This summer, extreme weather rocks America and pundits debate while August arrives all too quickly. Since July 1st, accounting majors, economics majors, and students of literature have been increasing their knowledge and vocabulary about important issues that affect us all by studying sociology. These students are hard at work exploring theoretical assertions about race, class, and gender in an online summer intensive Introduction to Sociology course, specifically framed around the Sociology of Family.
Using texts that explore gestation, birth, and caregiving, authors Barbara Katz Rothman, Phyllis Chesler, Patricia Hill Collins, and Keisha Goode (to name a few), explore women’s experiences, racial disparities, and gendered labor. This week, we read the latest media stories on wombs, trans-birth, uterus transplants, and self-identified men as mothers. We have all been scrambling for new definitions and fresh ways of thinking about gestation as well as parenting.
As part of a service-learning portion of an Intro to Sociology class, students were asked to take a piece of construction paper or plain white paper and mark in bold words a minimum of 5 words that best describe “mother” and “father”. We have been complicating those basic notions ever since.

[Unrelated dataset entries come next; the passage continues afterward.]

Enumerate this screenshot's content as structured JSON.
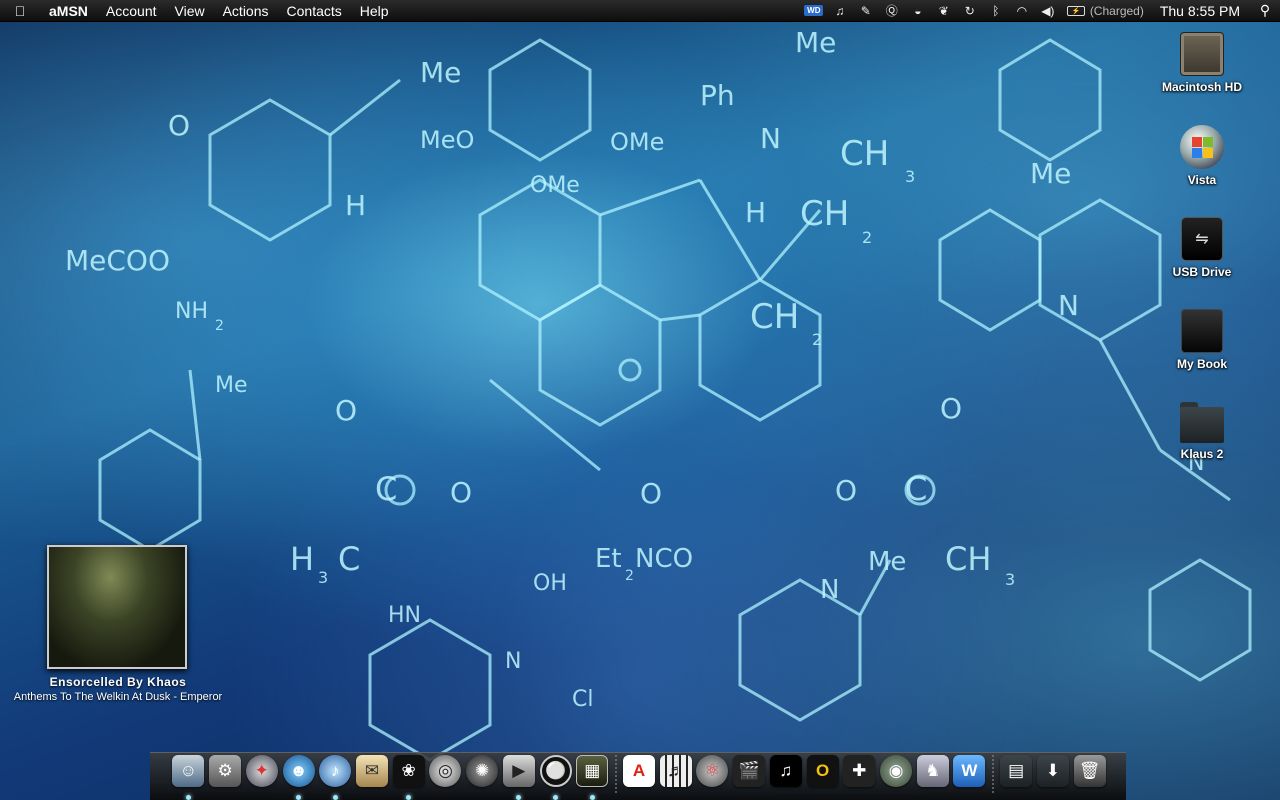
{
  "menubar": {
    "apple_icon": "apple-icon",
    "app_name": "aMSN",
    "menus": [
      "Account",
      "View",
      "Actions",
      "Contacts",
      "Help"
    ],
    "status": {
      "wd_badge": "WD",
      "icons": [
        "itunes-note-icon",
        "guitar-icon",
        "q-icon",
        "menu-meter-icon",
        "paw-icon",
        "time-machine-icon",
        "bluetooth-icon",
        "wifi-icon",
        "volume-icon"
      ],
      "battery_status": "(Charged)",
      "clock": "Thu 8:55 PM"
    }
  },
  "desktop": {
    "icons": [
      {
        "label": "Macintosh HD",
        "icon": "hard-drive-icon"
      },
      {
        "label": "Vista",
        "icon": "windows-logo-icon"
      },
      {
        "label": "USB Drive",
        "icon": "usb-drive-icon"
      },
      {
        "label": "My Book",
        "icon": "external-drive-icon"
      },
      {
        "label": "Klaus 2",
        "icon": "folder-icon"
      }
    ]
  },
  "now_playing": {
    "track": "Ensorcelled By Khaos",
    "album_artist": "Anthems To The Welkin At Dusk - Emperor"
  },
  "wallpaper_labels": [
    "Me",
    "MeO",
    "OMe",
    "OMe",
    "Ph",
    "Me",
    "CH",
    "3",
    "Me",
    "N",
    "O",
    "H",
    "MeCOO",
    "NH",
    "2",
    "Me",
    "H",
    "CH",
    "2",
    "CH",
    "2",
    "N",
    "O",
    "O",
    "C",
    "O",
    "H",
    "3",
    "C",
    "O",
    "C",
    "O",
    "CH",
    "3",
    "Et",
    "2",
    "NCO",
    "N",
    "Me",
    "HN",
    "OH",
    "N",
    "Cl",
    "N"
  ],
  "dock": {
    "items": [
      {
        "name": "finder",
        "glyph": "☺",
        "running": true
      },
      {
        "name": "system-preferences",
        "glyph": "⚙",
        "running": false
      },
      {
        "name": "safari",
        "glyph": "✦",
        "running": false
      },
      {
        "name": "amsn",
        "glyph": "☻",
        "running": true
      },
      {
        "name": "itunes",
        "glyph": "♪",
        "running": true
      },
      {
        "name": "mail",
        "glyph": "✉",
        "running": false
      },
      {
        "name": "adium",
        "glyph": "❀",
        "running": true
      },
      {
        "name": "disc-utility",
        "glyph": "◎",
        "running": false
      },
      {
        "name": "camino",
        "glyph": "✺",
        "running": false
      },
      {
        "name": "quicktime",
        "glyph": "▶",
        "running": true
      },
      {
        "name": "ring-app",
        "glyph": "⚪",
        "running": true
      },
      {
        "name": "photo-viewer",
        "glyph": "▦",
        "running": true
      },
      {
        "name": "adobe",
        "glyph": "A",
        "running": false
      },
      {
        "name": "piano-app",
        "glyph": "♬",
        "running": false
      },
      {
        "name": "molecule-app",
        "glyph": "⚛",
        "running": false
      },
      {
        "name": "clapper-app",
        "glyph": "🎬",
        "running": false
      },
      {
        "name": "music-app",
        "glyph": "♫",
        "running": false
      },
      {
        "name": "office-app",
        "glyph": "O",
        "running": false
      },
      {
        "name": "controller-app",
        "glyph": "✚",
        "running": false
      },
      {
        "name": "gamepad-app",
        "glyph": "◉",
        "running": false
      },
      {
        "name": "robot-app",
        "glyph": "♞",
        "running": false
      },
      {
        "name": "word-app",
        "glyph": "W",
        "running": false
      }
    ],
    "stacks": [
      {
        "name": "documents-stack",
        "glyph": "▤"
      },
      {
        "name": "downloads-stack",
        "glyph": "⬇"
      },
      {
        "name": "trash",
        "glyph": "🗑"
      }
    ]
  },
  "colors": {
    "menubar_bg": "#1a1a1a",
    "wallpaper_glow": "#aef2ff",
    "dock_indicator": "#9fe9ff"
  }
}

Thinking about the authors we are studying assert about biology and gender, coupled with recent medical and policy developments, motherhood is more complicated than ever! The students were invited to revisit their original posters and articulate some of the information that has influenced their perspective in recent weeks. Some of their notes are below:
Words Added:
– Gender Neutral:
· The readings from this week highlighted the problems associated with gendered parenting
· Mothers struggle with work because of the perception that they are obligated to care for their home and children
· Men do not feel obligated to do any parenting work but feel an overwhelming obligation to provide economically for their families
· Both genders are equally capable of parenting in the form of motherhood and fatherhood
· everyone including children would be better off if parental duties were split equally
· All other words on the poster represent things my mother, grandparents, and stepfather did and that I wish my father had participated in
· Not parenting is a personal choice not a gendered choice
· Added for reasons listed above
· Parent should imply the same duties regardless of the parent’s gender
– Present:
· Being present is an essential part of parenthood that I did not think about until I watched “Glen Henry got his Superpowers Through Fatherhood”
– Care:
· “Mothering is most likely done by a female due to our society’s definition of the word ‘mother.’ The action of mothering however is simply caring for another.” [Castaneda and Oware]
– Guide
– Educate
· Guide and educate were both terms I did not think to put until I though in the context of parenthood rather than motherhood
· Gendered expectations affect us all and are very pervasive
Assertion Statement:
Replace motherhood and fatherhood with parenthood
Father
• Tenderhearted
• Empathetic
• Compassionate
• Honest
• Supportive
• Sacrificing
• Wise
“A healthier masculinity can only be achieved if we acknowledge that “Tough” and “Strong” aren’t the only 2 characteristics men can be.”